Medical Tribune
8. Juli 2022Mehr als nur Menstruationsschmerzen

Die Endometriose ist nach wie vor unterdiagnostiziert

Die Diagnose der Endometriose ist nicht zu unterschätzen: Es gibt verschiedenste Ausprägungen mit vielen Phänotypen und Auswirkungen. Am WebUp-Vortrag des Forums für medizinische Fortbildung (FOMF) betonte PD Dr. med. Sara Imboden, leitende Ärztin an der Frauenklinik des Inselspitals Bern, dass vermehrt nach einer Endometriose gesucht – und diese bei entsprechenden Befunden benannt und behandelt werden muss.

Eine Endometriose hat mir regulären Menstruationsschmerzen nichts zu tun.
iStock/Marjan_Apostolovic

Ein Befall der Zwerchfellkuppe, des Ovars, der Tuben oder des Septum rektovaginale: Die Endometriose kann viele Formen annehmen. «Die Krankheit ist dabei leider noch immer unterdiagnostiziert», sagt PD Dr. Imboden. Die Endometriose kann darüber hinaus, je nach Lage der Herde, unterschiedlich starke Beschwerden auslösen. Gerade diese Bedingungen erschweren auch die Diagnose: In Europa dauert es durchschnittlich sechs Jahre ab dem ersten Arztbesuch, bis die Diagnose Endometriose gestellt wird.
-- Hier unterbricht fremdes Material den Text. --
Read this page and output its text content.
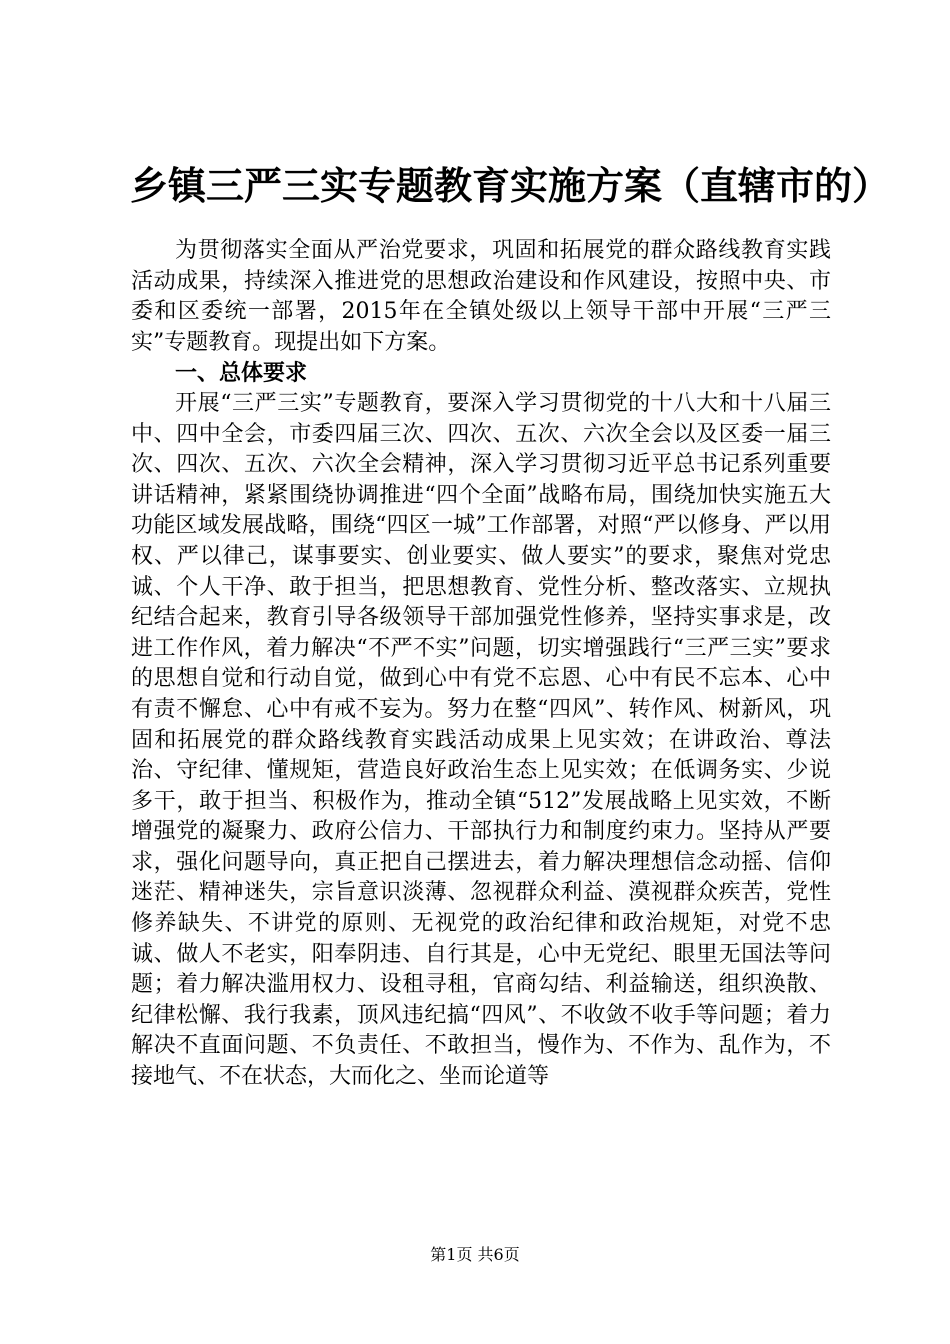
乡镇三严三实专题教育实施方案（直辖市的）

为贯彻落实全面从严治党要求，巩固和拓展党的群众路线教育实践活动成果，持续深入推进党的思想政治建设和作风建设，按照中央、市委和区委统一部署，2015年在全镇处级以上领导干部中开展“三严三实”专题教育。现提出如下方案。

一、总体要求

开展“三严三实”专题教育，要深入学习贯彻党的十八大和十八届三中、四中全会，市委四届三次、四次、五次、六次全会以及区委一届三次、四次、五次、六次全会精神，深入学习贯彻习近平总书记系列重要讲话精神，紧紧围绕协调推进“四个全面”战略布局，围绕加快实施五大功能区域发展战略，围绕“四区一城”工作部署，对照“严以修身、严以用权、严以律己，谋事要实、创业要实、做人要实”的要求，聚焦对党忠诚、个人干净、敢于担当，把思想教育、党性分析、整改落实、立规执纪结合起来，教育引导各级领导干部加强党性修养，坚持实事求是，改进工作作风，着力解决“不严不实”问题，切实增强践行“三严三实”要求的思想自觉和行动自觉，做到心中有党不忘恩、心中有民不忘本、心中有责不懈怠、心中有戒不妄为。努力在整“四风”、转作风、树新风，巩固和拓展党的群众路线教育实践活动成果上见实效；在讲政治、尊法治、守纪律、懂规矩，营造良好政治生态上见实效；在低调务实、少说多干，敢于担当、积极作为，推动全镇“512”发展战略上见实效，不断增强党的凝聚力、政府公信力、干部执行力和制度约束力。坚持从严要求，强化问题导向，真正把自己摆进去，着力解决理想信念动摇、信仰迷茫、精神迷失，宗旨意识淡薄、忽视群众利益、漠视群众疾苦，党性修养缺失、不讲党的原则、无视党的政治纪律和政治规矩，对党不忠诚、做人不老实，阳奉阴违、自行其是，心中无党纪、眼里无国法等问题；着力解决滥用权力、设租寻租，官商勾结、利益输送，组织涣散、纪律松懈、我行我素，顶风违纪搞“四风”、不收敛不收手等问题；着力解决不直面问题、不负责任、不敢担当，慢作为、不作为、乱作为，不接地气、不在状态，大而化之、坐而论道等

第1页 共6页
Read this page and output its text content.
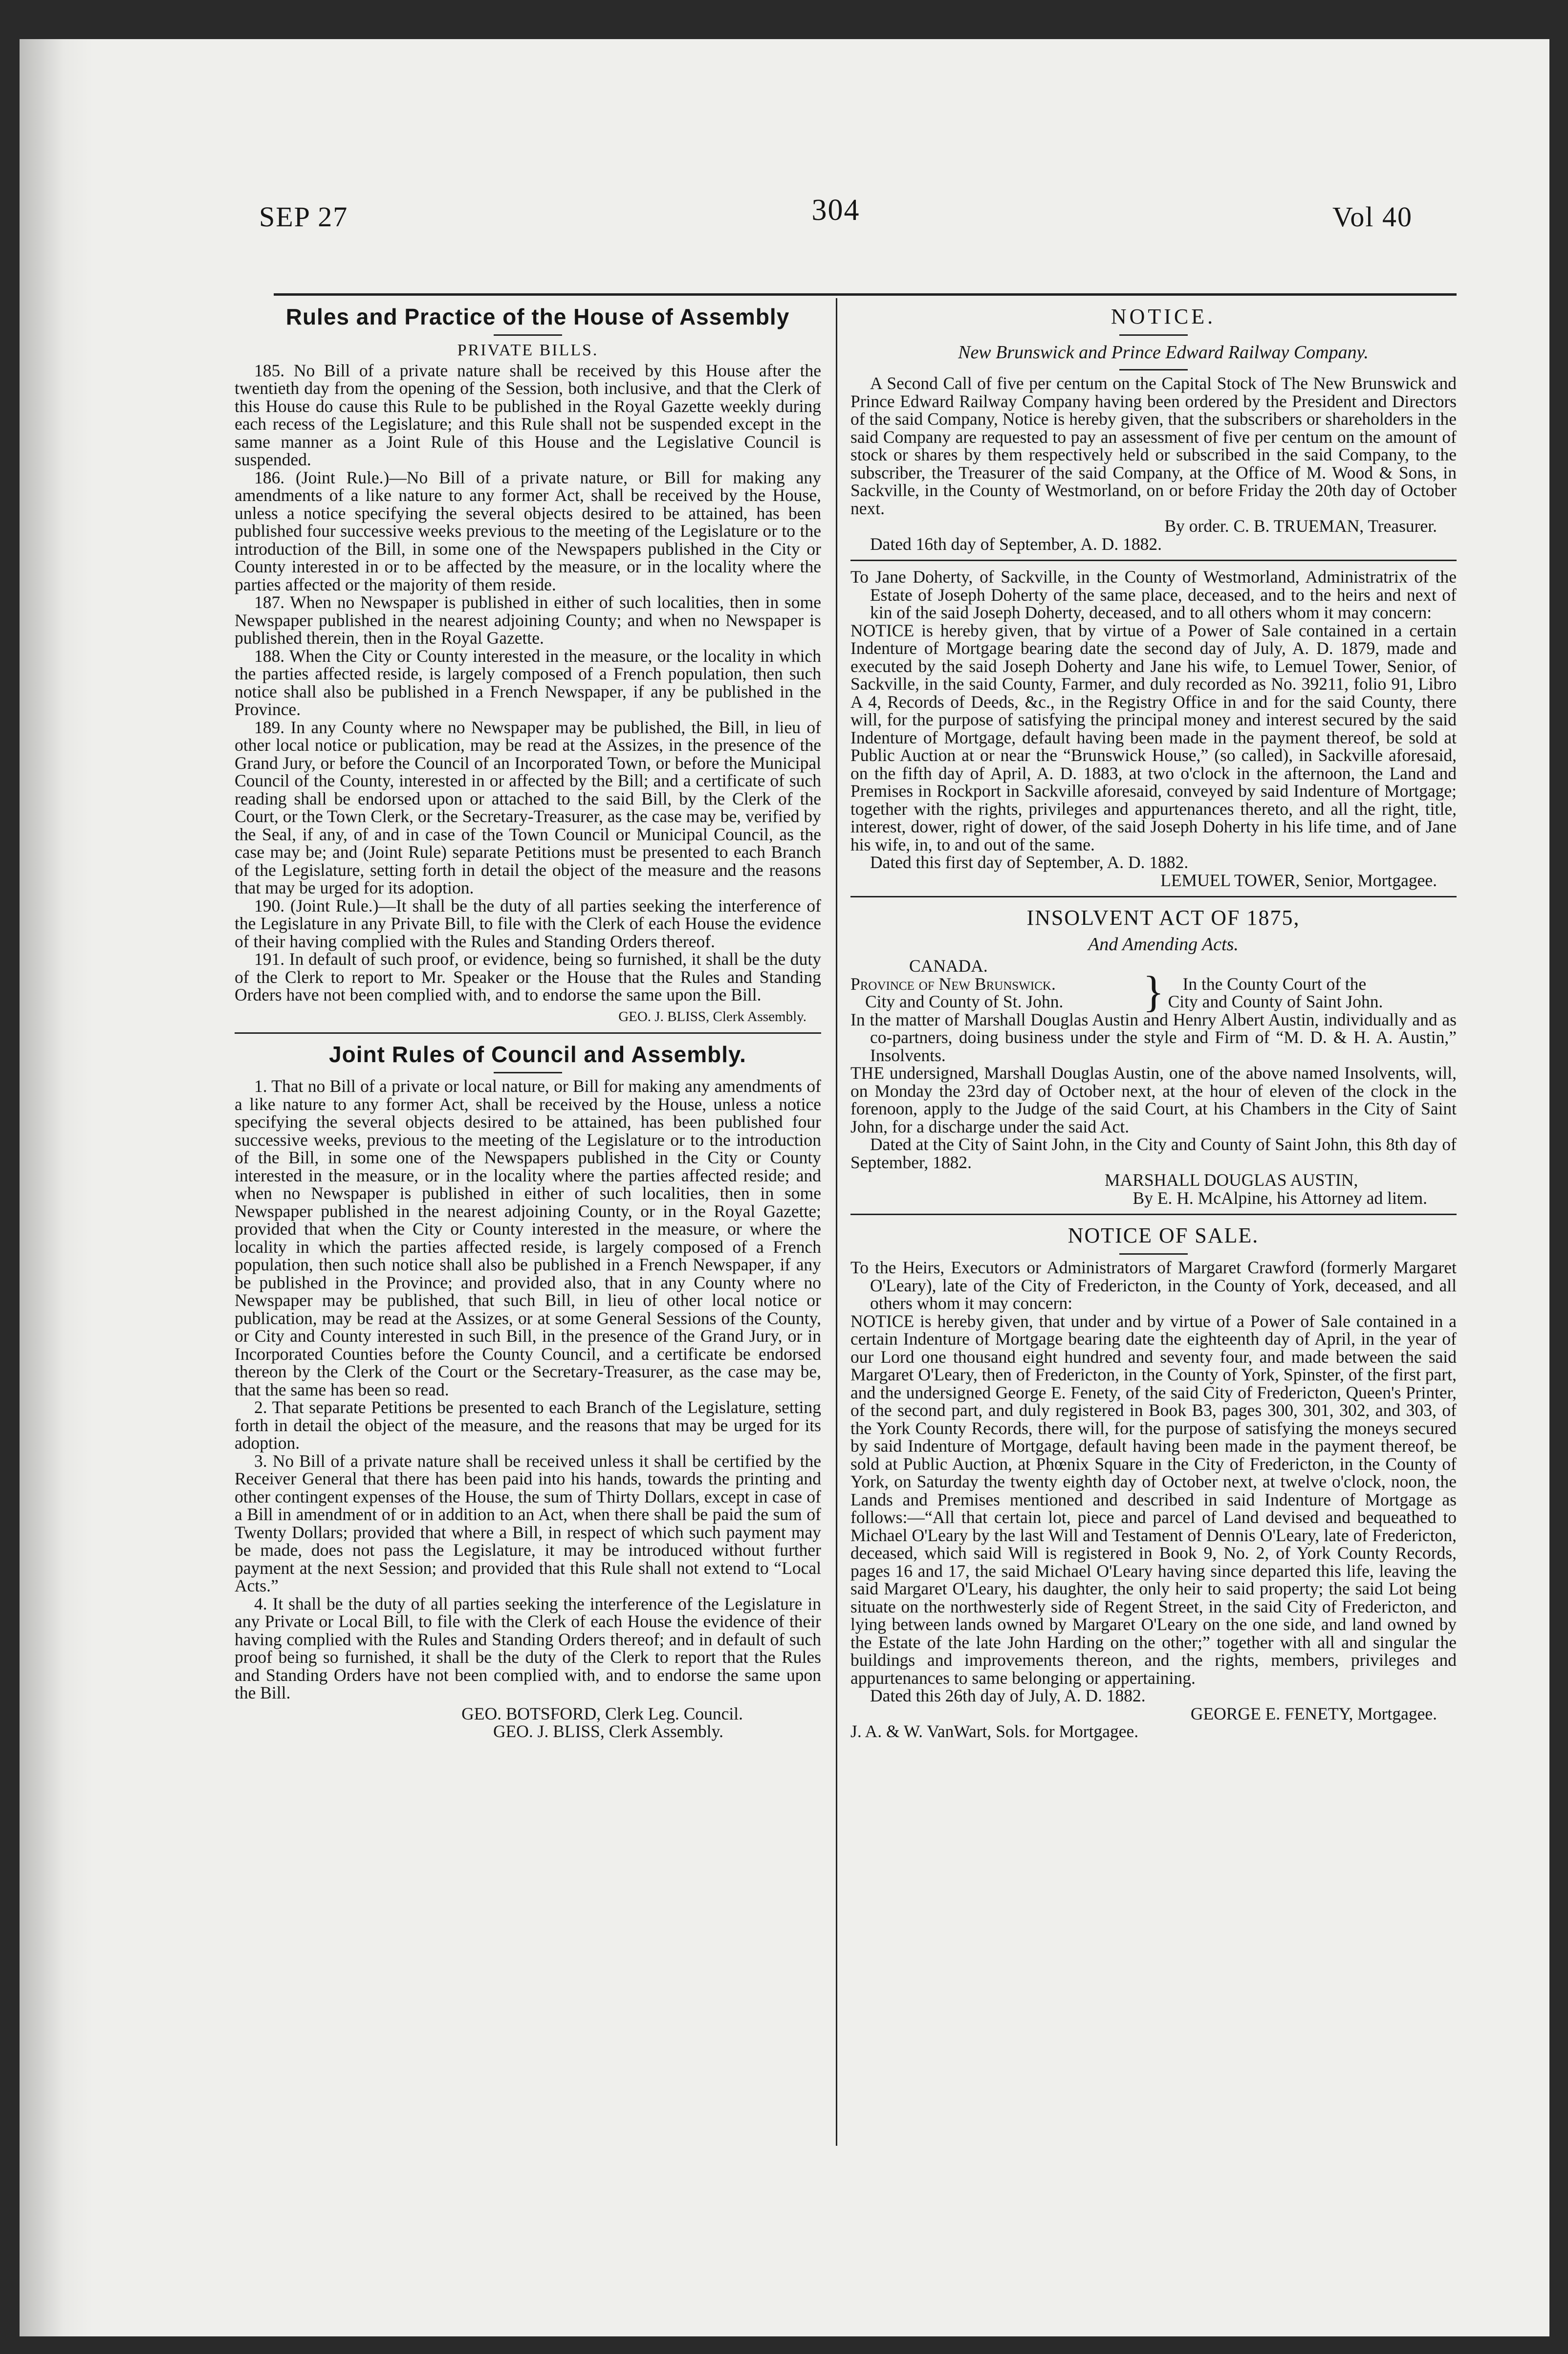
SEP 27	304	Vol 40

Rules and Practice of the House of Assembly

PRIVATE BILLS.

185. No Bill of a private nature shall be received by this House after the twentieth day from the opening of the Session, both inclusive, and that the Clerk of this House do cause this Rule to be published in the Royal Gazette weekly during each recess of the Legislature; and this Rule shall not be suspended except in the same manner as a Joint Rule of this House and the Legislative Council is suspended.

186. (Joint Rule.)—No Bill of a private nature, or Bill for making any amendments of a like nature to any former Act, shall be received by the House, unless a notice specifying the several objects desired to be attained, has been published four successive weeks previous to the meeting of the Legislature or to the introduction of the Bill, in some one of the Newspapers published in the City or County interested in or to be affected by the measure, or in the locality where the parties affected or the majority of them reside.

187. When no Newspaper is published in either of such localities, then in some Newspaper published in the nearest adjoining County; and when no Newspaper is published therein, then in the Royal Gazette.

188. When the City or County interested in the measure, or the locality in which the parties affected reside, is largely composed of a French population, then such notice shall also be published in a French Newspaper, if any be published in the Province.

189. In any County where no Newspaper may be published, the Bill, in lieu of other local notice or publication, may be read at the Assizes, in the presence of the Grand Jury, or before the Council of an Incorporated Town, or before the Municipal Council of the County, interested in or affected by the Bill; and a certificate of such reading shall be endorsed upon or attached to the said Bill, by the Clerk of the Court, or the Town Clerk, or the Secretary-Treasurer, as the case may be, verified by the Seal, if any, of and in case of the Town Council or Municipal Council, as the case may be; and (Joint Rule) separate Petitions must be presented to each Branch of the Legislature, setting forth in detail the object of the measure and the reasons that may be urged for its adoption.

190. (Joint Rule.)—It shall be the duty of all parties seeking the interference of the Legislature in any Private Bill, to file with the Clerk of each House the evidence of their having complied with the Rules and Standing Orders thereof.

191. In default of such proof, or evidence, being so furnished, it shall be the duty of the Clerk to report to Mr. Speaker or the House that the Rules and Standing Orders have not been complied with, and to endorse the same upon the Bill.

GEO. J. BLISS, Clerk Assembly.

Joint Rules of Council and Assembly.

1. That no Bill of a private or local nature, or Bill for making any amendments of a like nature to any former Act, shall be received by the House, unless a notice specifying the several objects desired to be attained, has been published four successive weeks, previous to the meeting of the Legislature or to the introduction of the Bill, in some one of the Newspapers published in the City or County interested in the measure, or in the locality where the parties affected reside; and when no Newspaper is published in either of such localities, then in some Newspaper published in the nearest adjoining County, or in the Royal Gazette; provided that when the City or County interested in the measure, or where the locality in which the parties affected reside, is largely composed of a French population, then such notice shall also be published in a French Newspaper, if any be published in the Province; and provided also, that in any County where no Newspaper may be published, that such Bill, in lieu of other local notice or publication, may be read at the Assizes, or at some General Sessions of the County, or City and County interested in such Bill, in the presence of the Grand Jury, or in Incorporated Counties before the County Council, and a certificate be endorsed thereon by the Clerk of the Court or the Secretary-Treasurer, as the case may be, that the same has been so read.

2. That separate Petitions be presented to each Branch of the Legislature, setting forth in detail the object of the measure, and the reasons that may be urged for its adoption.

3. No Bill of a private nature shall be received unless it shall be certified by the Receiver General that there has been paid into his hands, towards the printing and other contingent expenses of the House, the sum of Thirty Dollars, except in case of a Bill in amendment of or in addition to an Act, when there shall be paid the sum of Twenty Dollars; provided that where a Bill, in respect of which such payment may be made, does not pass the Legislature, it may be introduced without further payment at the next Session; and provided that this Rule shall not extend to “Local Acts.”

4. It shall be the duty of all parties seeking the interference of the Legislature in any Private or Local Bill, to file with the Clerk of each House the evidence of their having complied with the Rules and Standing Orders thereof; and in default of such proof being so furnished, it shall be the duty of the Clerk to report that the Rules and Standing Orders have not been complied with, and to endorse the same upon the Bill.

GEO. BOTSFORD, Clerk Leg. Council.

GEO. J. BLISS, Clerk Assembly.

NOTICE.

New Brunswick and Prince Edward Railway Company.

A Second Call of five per centum on the Capital Stock of The New Brunswick and Prince Edward Railway Company having been ordered by the President and Directors of the said Company, Notice is hereby given, that the subscribers or shareholders in the said Company are requested to pay an assessment of five per centum on the amount of stock or shares by them respectively held or subscribed in the said Company, to the subscriber, the Treasurer of the said Company, at the Office of M. Wood & Sons, in Sackville, in the County of Westmorland, on or before Friday the 20th day of October next.

By order. C. B. TRUEMAN, Treasurer.

Dated 16th day of September, A. D. 1882.

To Jane Doherty, of Sackville, in the County of Westmorland, Administratrix of the Estate of Joseph Doherty of the same place, deceased, and to the heirs and next of kin of the said Joseph Doherty, deceased, and to all others whom it may concern:

NOTICE is hereby given, that by virtue of a Power of Sale contained in a certain Indenture of Mortgage bearing date the second day of July, A. D. 1879, made and executed by the said Joseph Doherty and Jane his wife, to Lemuel Tower, Senior, of Sackville, in the said County, Farmer, and duly recorded as No. 39211, folio 91, Libro A 4, Records of Deeds, &c., in the Registry Office in and for the said County, there will, for the purpose of satisfying the principal money and interest secured by the said Indenture of Mortgage, default having been made in the payment thereof, be sold at Public Auction at or near the “Brunswick House,” (so called), in Sackville aforesaid, on the fifth day of April, A. D. 1883, at two o'clock in the afternoon, the Land and Premises in Rockport in Sackville aforesaid, conveyed by said Indenture of Mortgage; together with the rights, privileges and appurtenances thereto, and all the right, title, interest, dower, right of dower, of the said Joseph Doherty in his life time, and of Jane his wife, in, to and out of the same.

Dated this first day of September, A. D. 1882.

LEMUEL TOWER, Senior, Mortgagee.

INSOLVENT ACT OF 1875,

And Amending Acts.

CANADA.

Province of New Brunswick.
City and County of St. John.	}	In the County Court of the
City and County of Saint John.

In the matter of Marshall Douglas Austin and Henry Albert Austin, individually and as co-partners, doing business under the style and Firm of “M. D. & H. A. Austin,” Insolvents.

THE undersigned, Marshall Douglas Austin, one of the above named Insolvents, will, on Monday the 23rd day of October next, at the hour of eleven of the clock in the forenoon, apply to the Judge of the said Court, at his Chambers in the City of Saint John, for a discharge under the said Act.

Dated at the City of Saint John, in the City and County of Saint John, this 8th day of September, 1882.

MARSHALL DOUGLAS AUSTIN,

By E. H. McAlpine, his Attorney ad litem.

NOTICE OF SALE.

To the Heirs, Executors or Administrators of Margaret Crawford (formerly Margaret O'Leary), late of the City of Fredericton, in the County of York, deceased, and all others whom it may concern:

NOTICE is hereby given, that under and by virtue of a Power of Sale contained in a certain Indenture of Mortgage bearing date the eighteenth day of April, in the year of our Lord one thousand eight hundred and seventy four, and made between the said Margaret O'Leary, then of Fredericton, in the County of York, Spinster, of the first part, and the undersigned George E. Fenety, of the said City of Fredericton, Queen's Printer, of the second part, and duly registered in Book B3, pages 300, 301, 302, and 303, of the York County Records, there will, for the purpose of satisfying the moneys secured by said Indenture of Mortgage, default having been made in the payment thereof, be sold at Public Auction, at Phœnix Square in the City of Fredericton, in the County of York, on Saturday the twenty eighth day of October next, at twelve o'clock, noon, the Lands and Premises mentioned and described in said Indenture of Mortgage as follows:—“All that certain lot, piece and parcel of Land devised and bequeathed to Michael O'Leary by the last Will and Testament of Dennis O'Leary, late of Fredericton, deceased, which said Will is registered in Book 9, No. 2, of York County Records, pages 16 and 17, the said Michael O'Leary having since departed this life, leaving the said Margaret O'Leary, his daughter, the only heir to said property; the said Lot being situate on the northwesterly side of Regent Street, in the said City of Fredericton, and lying between lands owned by Margaret O'Leary on the one side, and land owned by the Estate of the late John Harding on the other;” together with all and singular the buildings and improvements thereon, and the rights, members, privileges and appurtenances to same belonging or appertaining.

Dated this 26th day of July, A. D. 1882.

GEORGE E. FENETY, Mortgagee.

J. A. & W. VanWart, Sols. for Mortgagee.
Retrospektiv sagt die Mehrheit der Patientinnen, dass sie bereits seit der Adoleszenz an den typischen Symptomen gelitten haben.

Diagnose darf und soll anhand der Symptome und Bildgebung gestellt werden

Typische Symptome der Endometriose sind die Dysmenorrhoe – zwei Drittel der betroffenen Patientinnen leiden daran. Bei einem Drittel sind diese Schmerzen sogar invalidisierend. Von den Patientinnen mit Dysmenorrhoe liegt bei zwei Drittel bereits ein Chronic Pelvic Pain Syndrom, zu Deutsch chronisches Beckenschmerzsyndrom vor. Über Dyspaneurie klagt über die Hälfte der Endometriose-Patientinnen. Weitere Symptome sind zyklische Darmbeschwerden, Schmerzen bei der Miktion und die Infertilität.

Wenn Klinik und Befunde passen, kann die Diagnose Endometriose oft auch ohne eine Laparoskopie gestellt werden. Goldstandard ist dabei die gezielte gynäkologische Untersuchung: Dies beinhaltet die spekuläre Untersuchung, das Austasten des Beckenbodens und bimanuelles Tasten. Ein gezielter vaginaler Ultraschall kann tieferliegende Herde zeigen. Auch ein Nierenultraschall gehört standardmässig zur Endometrioseabklärung – aufgrund der tief-infiltrierenden Knoten, welche eine asymptomatische Nierenstauung verursachen können.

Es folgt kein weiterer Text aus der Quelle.